By KATE LINEBAUGH, GINA CHON and VIPAL MONGA
Times may be tough for companies with poor credit, but for well-heeled corporate borrowers it's a different world.
Greg Hayes, chief financial officer of United Technologies Corp., was inundated with calls from bankers around the globe after news broke that his company was in the hunt to acquire aircraft-components maker Goodrich Corp. In the space of a single weekend, he got unsolicited commitments for more than $100 billion in loans, according to a person familiar with the matter.
The flood of offers reflected bankers' eagerness to snap up a piece of a big deal. The company wasn't expected to use anywhere near that much money. Indeed, United Technologies said Wednesday that it had agreed to buy Goodrich for $16.4 billion.
But the episode shows that the big problem for banks—and the global economy—isn't a lack of money to lend. It's a shortage of solid borrowers.
"This is not like 2008-2009, where there was truly paralysis of all the credit markets," said Deane Dray, a research analyst at Citigroup. "Better-capitalized companies which have easier access to very low-cost financing can use this as a growth opportunity."
At the opposite end of the credit spectrum, the situation could hardly be more different. Market volatility and fears of a spreading European debt crisis have put the brakes on financing for riskier deals, such as leveraged buyouts, which typically involve a big chunk of debt. Banks, afraid tough credit markets could leave them overexposed, are being more selective about the deals they back.
Thursday's steep drop in the stock market spooked some bond investors like Andy Johnson, head of fixed income at fund manager Neuberger Berman. But he said investors still are looking for debt that carries higher yields than U.S. Treasurys without too much risk, making an A-rated credit like United Technologies attractive.
J.P. Morgan Chase & Co. is leading the financing for United Technologies' acquisition of Goodrich, which includes a $15 billion one-year term loan. HSBC Holding PLC and Bank of America Corp.'s Bank of America Merrill Lynch unit also are involved in the loan package. United Technologies said Thursday that it expects to pay an average of less than 3% in annual interest on its borrowings for the deal.
"Financing activity has stayed strong for investment-grade companies," said Andy O'Brien, co-head of syndicated and leveraged finance at J.P. Morgan. "There is plenty of liquidity to finance large corporate M&A activity."
Highlighting the importance these days of a solid credit rating, United Technologies is taking the painful steps of selling $4.2 billion in stock and suspending share buybacks, for fear that the new debt it is taking on for the acquisition might otherwise trigger a downgrade.
"Keeping the credit rating especially in times like this, I mean it is sacrosanct," Mr. Hayes said on a conference call Thursday.

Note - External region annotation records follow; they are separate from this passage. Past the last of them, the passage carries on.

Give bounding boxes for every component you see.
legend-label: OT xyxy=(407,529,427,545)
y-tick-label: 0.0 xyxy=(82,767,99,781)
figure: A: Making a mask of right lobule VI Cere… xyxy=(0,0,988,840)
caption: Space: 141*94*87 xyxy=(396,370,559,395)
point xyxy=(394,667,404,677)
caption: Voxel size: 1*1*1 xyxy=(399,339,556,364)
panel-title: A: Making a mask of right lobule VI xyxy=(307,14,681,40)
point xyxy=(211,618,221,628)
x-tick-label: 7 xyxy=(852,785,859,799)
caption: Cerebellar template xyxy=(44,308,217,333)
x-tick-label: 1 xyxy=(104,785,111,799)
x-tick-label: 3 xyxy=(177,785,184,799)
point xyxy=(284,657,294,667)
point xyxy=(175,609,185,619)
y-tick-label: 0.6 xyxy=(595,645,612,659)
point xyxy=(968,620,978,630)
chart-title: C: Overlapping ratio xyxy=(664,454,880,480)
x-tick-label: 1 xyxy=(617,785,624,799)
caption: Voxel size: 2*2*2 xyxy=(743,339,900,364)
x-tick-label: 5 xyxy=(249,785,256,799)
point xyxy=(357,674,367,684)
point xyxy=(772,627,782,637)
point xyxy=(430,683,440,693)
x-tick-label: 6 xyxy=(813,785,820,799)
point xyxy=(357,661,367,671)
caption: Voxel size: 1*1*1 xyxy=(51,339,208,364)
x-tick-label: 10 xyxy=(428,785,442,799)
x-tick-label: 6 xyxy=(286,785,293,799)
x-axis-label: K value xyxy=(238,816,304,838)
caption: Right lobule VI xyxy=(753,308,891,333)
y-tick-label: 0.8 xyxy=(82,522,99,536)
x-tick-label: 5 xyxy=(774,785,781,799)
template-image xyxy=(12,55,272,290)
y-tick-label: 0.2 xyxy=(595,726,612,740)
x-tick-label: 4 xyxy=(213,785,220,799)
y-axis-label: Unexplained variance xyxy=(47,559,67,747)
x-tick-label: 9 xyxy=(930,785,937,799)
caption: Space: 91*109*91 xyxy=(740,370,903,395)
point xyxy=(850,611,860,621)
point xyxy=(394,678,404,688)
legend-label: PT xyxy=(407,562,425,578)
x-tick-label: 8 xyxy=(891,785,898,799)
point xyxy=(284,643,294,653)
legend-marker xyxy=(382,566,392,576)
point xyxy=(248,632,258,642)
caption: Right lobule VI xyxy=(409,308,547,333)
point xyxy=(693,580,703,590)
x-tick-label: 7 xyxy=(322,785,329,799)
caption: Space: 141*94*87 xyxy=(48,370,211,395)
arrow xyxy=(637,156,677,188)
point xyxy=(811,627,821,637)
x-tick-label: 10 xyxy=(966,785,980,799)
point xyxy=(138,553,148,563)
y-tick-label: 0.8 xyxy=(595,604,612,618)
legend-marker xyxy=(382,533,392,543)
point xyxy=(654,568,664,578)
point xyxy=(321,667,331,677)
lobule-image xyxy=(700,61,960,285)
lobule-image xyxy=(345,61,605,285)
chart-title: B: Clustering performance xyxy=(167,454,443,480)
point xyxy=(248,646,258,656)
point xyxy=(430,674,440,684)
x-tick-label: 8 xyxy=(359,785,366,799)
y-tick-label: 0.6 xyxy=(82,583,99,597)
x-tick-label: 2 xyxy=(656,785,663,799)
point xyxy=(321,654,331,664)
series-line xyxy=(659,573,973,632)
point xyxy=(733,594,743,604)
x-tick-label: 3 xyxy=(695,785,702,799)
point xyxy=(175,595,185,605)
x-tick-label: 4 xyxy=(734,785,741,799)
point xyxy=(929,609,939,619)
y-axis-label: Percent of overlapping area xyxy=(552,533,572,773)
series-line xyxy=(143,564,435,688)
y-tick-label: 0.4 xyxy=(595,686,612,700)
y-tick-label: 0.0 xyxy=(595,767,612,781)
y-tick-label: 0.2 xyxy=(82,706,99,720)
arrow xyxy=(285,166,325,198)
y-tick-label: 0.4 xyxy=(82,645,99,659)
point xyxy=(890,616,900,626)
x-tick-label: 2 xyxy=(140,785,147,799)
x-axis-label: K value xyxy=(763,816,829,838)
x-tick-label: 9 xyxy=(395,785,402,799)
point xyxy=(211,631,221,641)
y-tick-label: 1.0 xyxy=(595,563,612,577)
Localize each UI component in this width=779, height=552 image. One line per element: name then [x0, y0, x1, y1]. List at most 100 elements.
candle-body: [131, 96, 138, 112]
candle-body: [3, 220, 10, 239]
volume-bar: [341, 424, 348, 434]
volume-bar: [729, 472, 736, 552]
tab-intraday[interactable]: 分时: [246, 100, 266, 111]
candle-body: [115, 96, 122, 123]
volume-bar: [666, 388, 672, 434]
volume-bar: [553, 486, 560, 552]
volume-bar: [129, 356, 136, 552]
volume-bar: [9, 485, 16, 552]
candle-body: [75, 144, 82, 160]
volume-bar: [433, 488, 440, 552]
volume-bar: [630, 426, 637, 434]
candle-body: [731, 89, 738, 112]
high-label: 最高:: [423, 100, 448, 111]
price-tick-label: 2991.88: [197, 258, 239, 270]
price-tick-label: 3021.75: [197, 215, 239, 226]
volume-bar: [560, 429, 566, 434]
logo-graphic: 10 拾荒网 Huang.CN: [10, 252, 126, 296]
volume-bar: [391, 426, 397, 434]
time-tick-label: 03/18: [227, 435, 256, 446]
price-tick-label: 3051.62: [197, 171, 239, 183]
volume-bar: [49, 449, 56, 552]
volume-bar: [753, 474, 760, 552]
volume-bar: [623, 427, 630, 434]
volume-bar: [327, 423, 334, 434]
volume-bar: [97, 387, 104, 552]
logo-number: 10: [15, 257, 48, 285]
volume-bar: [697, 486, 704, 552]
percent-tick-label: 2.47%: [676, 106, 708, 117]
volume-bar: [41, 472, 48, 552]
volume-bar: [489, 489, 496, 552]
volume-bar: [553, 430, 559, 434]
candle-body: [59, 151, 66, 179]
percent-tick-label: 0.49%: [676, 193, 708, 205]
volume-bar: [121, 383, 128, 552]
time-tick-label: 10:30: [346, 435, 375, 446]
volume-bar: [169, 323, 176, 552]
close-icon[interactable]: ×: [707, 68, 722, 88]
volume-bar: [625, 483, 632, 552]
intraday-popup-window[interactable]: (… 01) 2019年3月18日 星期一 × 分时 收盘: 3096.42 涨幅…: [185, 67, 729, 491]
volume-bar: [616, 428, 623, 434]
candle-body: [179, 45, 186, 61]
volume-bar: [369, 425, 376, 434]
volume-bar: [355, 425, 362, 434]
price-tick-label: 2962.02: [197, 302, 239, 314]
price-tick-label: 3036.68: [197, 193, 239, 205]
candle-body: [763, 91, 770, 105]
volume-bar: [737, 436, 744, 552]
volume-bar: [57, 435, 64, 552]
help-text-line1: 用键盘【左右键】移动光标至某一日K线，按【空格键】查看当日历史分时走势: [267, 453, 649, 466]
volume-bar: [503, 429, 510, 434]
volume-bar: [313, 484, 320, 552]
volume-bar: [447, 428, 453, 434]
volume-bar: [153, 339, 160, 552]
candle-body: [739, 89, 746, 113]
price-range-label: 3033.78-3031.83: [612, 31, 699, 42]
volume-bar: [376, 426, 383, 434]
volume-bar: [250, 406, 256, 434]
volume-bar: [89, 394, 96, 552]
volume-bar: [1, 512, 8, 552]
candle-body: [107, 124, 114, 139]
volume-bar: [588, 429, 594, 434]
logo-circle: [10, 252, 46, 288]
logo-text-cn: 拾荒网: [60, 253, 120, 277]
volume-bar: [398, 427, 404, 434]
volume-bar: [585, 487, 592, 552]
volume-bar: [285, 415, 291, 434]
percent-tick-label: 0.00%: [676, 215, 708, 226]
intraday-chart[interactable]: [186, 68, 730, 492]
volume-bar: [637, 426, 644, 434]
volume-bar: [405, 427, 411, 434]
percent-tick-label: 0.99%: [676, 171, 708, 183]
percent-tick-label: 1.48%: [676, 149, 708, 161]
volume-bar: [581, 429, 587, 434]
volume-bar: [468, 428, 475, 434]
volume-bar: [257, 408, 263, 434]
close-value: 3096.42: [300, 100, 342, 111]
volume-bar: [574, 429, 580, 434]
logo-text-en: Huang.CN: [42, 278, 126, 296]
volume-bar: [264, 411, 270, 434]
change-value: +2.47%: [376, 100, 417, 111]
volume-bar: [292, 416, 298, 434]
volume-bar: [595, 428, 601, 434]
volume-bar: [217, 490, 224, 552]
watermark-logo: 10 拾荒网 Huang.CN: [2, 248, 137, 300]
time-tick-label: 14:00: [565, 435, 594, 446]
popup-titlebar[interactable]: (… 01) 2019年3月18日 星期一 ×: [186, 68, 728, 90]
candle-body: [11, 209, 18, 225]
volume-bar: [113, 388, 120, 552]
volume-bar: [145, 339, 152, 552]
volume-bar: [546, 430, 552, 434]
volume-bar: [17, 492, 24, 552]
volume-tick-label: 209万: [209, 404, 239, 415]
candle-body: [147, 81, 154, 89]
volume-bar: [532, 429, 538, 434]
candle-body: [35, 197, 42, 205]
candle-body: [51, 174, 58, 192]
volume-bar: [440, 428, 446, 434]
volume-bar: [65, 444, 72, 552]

Many companies still have record amounts of cash on their balance sheets and are finding acquisitions an avenue for growth, deal makers said. United Technologies, for example, is extending its product lines by buying a business that doesn't overlap much with its own.
Earlier this year, J.P. Morgan, with an almost $2.3 trillion balance sheet, agreed to provide $20 billion in financing for AT&T Inc.'s proposed $39 billion takeover of T-Mobile USA. If the deal closes with J.P. Morgan as the sole lender, it would represent the largest single-bank loan funding for a takeover in history and would be the bank's biggest loan ever.
In Hewlett-Packard's $11 billion deal to buy U.K. software company Autonomy, Barclays Capital is the sole bank behind an $8 billion loan package needed to seal the transaction.
To finance United Technologies' purchase of Goodrich, the banks will assemble a 364-day loan commitment. The acquiring company rarely draws on such a loan. Rather, it is considered a "bridge" to tide the company over until it can sell bonds or stock to finance the deal. But if a company is unable to raise such funds, banks can be left with a hefty exposure to a single company, which is why United Technologies' high credit-rating helped draw so much interest.
United Technologies plans to raise about $12 billion in a bond sale before the deal closes, which is expected to happen in the middle of next year. It would be one of the biggest bond sales in the recent years. The last bond deal of more than $10 billion took place in March 2009, when drug maker Pfizer Inc. sold $13.5 billion of bonds.
Since 2000, just 10 U.S.-dollar denominated bond offerings have exceeded $10 billion, according to Dealogic.